Ratatouille ended up with five nominations: not only the Best Animated Feature but Best Original Screenplay, Best Original Score, Best Sound, Best Sound Editing. No Best Picture nomination. But most of all, it’s a shame Peter O’Toole wasn’t nominated.

Juno was also a big contender: Best Picture, Best Actress, Best Director, Best Original Screenplay. To make this even sweeter, the nominations for the very popular film that informs its audiences that yes, an unborn baby has fingernails, came on the 35th anniversary of the Supreme Court decisions legalizing abortion, just as hundreds of thousands of people were beginning to march in Washington, D. C. The tide, at least in popular culture, is turning.

There was a very surprising strong show for Michael Clayton – Best Picture, Best Director, Best Actor, Best Original Screenplay and Best Supporting Actor and Actress, which many people probably didn’t see coming. As my screenwriting teacher at Act One, Janet Batchler, always says, “Actors vote for actors.” The Academy loves Clooney, and this film is seen as his passion project: he’s the film’s executive producer. I guess I’m really going to have to watch it now.

No clear front runner at all.
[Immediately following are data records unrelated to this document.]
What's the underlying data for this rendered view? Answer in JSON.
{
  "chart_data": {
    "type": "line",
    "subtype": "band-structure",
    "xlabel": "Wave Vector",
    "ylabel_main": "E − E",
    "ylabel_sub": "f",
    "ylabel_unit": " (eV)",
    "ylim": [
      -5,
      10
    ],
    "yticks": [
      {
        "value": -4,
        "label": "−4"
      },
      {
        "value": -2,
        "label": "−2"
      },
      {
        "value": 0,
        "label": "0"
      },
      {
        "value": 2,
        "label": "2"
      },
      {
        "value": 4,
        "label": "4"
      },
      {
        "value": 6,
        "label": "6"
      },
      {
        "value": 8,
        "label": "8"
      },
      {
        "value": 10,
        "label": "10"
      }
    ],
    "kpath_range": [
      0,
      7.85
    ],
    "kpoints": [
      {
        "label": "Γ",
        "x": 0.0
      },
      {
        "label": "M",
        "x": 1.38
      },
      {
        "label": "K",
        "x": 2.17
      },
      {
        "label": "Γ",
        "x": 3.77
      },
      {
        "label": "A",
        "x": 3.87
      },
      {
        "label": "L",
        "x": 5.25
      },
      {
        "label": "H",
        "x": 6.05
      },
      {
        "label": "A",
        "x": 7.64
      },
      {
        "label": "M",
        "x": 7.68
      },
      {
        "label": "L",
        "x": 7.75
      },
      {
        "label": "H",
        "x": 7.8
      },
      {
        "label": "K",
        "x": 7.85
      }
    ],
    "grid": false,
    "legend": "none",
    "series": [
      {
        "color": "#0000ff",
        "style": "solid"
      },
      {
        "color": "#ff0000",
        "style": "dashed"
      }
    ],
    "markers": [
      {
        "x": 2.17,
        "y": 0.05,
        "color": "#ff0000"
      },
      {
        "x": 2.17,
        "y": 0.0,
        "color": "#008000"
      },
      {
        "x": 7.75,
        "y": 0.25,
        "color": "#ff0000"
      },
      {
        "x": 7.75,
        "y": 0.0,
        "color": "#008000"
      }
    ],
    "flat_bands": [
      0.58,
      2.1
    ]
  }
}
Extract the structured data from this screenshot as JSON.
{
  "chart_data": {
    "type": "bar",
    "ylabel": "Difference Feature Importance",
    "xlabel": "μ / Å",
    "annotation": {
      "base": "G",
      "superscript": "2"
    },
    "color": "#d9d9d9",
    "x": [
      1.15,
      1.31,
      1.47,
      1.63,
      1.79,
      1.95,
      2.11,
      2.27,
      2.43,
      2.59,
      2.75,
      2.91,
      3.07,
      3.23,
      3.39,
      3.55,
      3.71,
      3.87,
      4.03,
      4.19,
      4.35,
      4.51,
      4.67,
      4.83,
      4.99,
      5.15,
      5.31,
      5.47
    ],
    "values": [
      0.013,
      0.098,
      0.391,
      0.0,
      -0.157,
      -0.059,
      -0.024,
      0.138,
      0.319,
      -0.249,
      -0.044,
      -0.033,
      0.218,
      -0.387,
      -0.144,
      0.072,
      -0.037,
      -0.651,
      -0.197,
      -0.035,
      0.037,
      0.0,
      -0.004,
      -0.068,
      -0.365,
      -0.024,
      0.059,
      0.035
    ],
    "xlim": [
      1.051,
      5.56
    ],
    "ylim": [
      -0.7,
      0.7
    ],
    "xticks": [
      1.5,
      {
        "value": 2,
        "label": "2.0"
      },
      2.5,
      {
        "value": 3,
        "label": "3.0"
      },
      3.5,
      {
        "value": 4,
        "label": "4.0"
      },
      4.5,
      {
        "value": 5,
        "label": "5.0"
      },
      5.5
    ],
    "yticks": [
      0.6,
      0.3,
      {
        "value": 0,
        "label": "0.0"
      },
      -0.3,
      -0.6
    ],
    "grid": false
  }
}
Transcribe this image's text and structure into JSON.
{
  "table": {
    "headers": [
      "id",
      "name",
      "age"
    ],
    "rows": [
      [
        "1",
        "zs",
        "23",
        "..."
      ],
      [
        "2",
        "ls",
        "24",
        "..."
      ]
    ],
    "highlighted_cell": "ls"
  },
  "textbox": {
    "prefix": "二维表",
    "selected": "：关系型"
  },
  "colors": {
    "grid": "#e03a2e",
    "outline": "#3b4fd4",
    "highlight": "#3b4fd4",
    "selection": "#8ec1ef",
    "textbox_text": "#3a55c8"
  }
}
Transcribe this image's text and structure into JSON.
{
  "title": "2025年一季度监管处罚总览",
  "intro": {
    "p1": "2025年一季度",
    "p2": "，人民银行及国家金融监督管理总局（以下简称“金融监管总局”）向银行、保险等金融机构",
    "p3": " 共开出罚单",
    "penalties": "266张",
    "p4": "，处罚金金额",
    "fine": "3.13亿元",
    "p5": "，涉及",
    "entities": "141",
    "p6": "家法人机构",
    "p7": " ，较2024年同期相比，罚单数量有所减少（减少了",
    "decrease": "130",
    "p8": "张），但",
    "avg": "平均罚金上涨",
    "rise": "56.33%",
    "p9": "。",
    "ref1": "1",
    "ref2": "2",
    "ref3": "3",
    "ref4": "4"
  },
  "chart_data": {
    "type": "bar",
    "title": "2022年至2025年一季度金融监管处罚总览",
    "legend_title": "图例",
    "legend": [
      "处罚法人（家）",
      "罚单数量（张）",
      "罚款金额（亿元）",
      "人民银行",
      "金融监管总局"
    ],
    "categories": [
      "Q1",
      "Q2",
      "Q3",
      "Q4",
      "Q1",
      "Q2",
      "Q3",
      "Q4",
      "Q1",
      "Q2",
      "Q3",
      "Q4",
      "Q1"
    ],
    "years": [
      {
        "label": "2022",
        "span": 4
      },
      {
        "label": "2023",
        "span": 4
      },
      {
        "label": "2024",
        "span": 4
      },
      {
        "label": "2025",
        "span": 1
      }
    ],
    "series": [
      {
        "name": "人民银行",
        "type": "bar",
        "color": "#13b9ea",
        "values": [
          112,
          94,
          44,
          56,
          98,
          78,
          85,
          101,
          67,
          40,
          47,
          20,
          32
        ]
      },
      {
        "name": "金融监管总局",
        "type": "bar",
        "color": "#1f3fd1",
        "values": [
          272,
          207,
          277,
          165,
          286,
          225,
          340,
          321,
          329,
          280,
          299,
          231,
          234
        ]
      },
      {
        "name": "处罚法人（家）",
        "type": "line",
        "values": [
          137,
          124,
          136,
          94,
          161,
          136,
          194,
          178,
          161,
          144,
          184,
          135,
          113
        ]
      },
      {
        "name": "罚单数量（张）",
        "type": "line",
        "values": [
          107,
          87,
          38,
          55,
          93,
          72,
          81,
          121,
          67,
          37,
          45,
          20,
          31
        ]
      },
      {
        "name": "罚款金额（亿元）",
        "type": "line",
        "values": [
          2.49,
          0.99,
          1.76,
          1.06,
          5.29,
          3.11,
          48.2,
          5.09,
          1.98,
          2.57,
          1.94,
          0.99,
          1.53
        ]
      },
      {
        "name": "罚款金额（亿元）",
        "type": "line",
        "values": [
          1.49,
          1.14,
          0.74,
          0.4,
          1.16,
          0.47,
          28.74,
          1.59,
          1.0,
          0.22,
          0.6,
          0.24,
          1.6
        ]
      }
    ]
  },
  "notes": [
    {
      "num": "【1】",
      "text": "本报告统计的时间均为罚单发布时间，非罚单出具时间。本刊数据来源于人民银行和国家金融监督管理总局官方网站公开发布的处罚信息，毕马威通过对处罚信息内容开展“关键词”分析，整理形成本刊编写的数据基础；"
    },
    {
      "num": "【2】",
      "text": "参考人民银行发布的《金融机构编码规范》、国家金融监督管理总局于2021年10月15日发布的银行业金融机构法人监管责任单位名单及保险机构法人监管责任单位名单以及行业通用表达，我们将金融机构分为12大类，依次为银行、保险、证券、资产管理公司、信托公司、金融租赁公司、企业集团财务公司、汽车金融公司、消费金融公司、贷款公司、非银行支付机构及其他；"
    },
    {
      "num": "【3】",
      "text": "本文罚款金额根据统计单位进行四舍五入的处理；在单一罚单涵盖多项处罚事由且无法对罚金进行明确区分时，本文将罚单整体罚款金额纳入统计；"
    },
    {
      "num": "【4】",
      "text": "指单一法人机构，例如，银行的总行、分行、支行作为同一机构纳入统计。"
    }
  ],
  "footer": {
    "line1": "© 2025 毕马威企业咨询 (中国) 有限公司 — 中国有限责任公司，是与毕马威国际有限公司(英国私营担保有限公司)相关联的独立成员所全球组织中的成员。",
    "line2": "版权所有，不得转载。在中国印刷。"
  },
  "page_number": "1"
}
It could be a wide open race. A very strange mood right now in Hollywood, grim stories onscreen (all the main contenders except Juno are on the very serious side) and glitz withdrawal from the writers’ strike offscreen. It will be interesting to see how it all plays out.

But the writers and producers seem to be talking again, so there is renewed hope we’ll actually see an Oscar ceremony this year. I’m really ready, since I missed last ceremony while I was in Italy filming the St. Elizabeth documentary.

A final note: I spent a lot of time yesterday working, and as I was listening to the Oscar news, I learned from TV about the death of actor Heath Ledger, who was only 28. His sorrowing fans over on imdb.com are calling him “the James Dean of our generation.” I didn’t think Brokeback Mountain was at all as good a film as critics were saying, but Ledger was clearly a very talented young actor. May God welcome him to heaven and bless his family.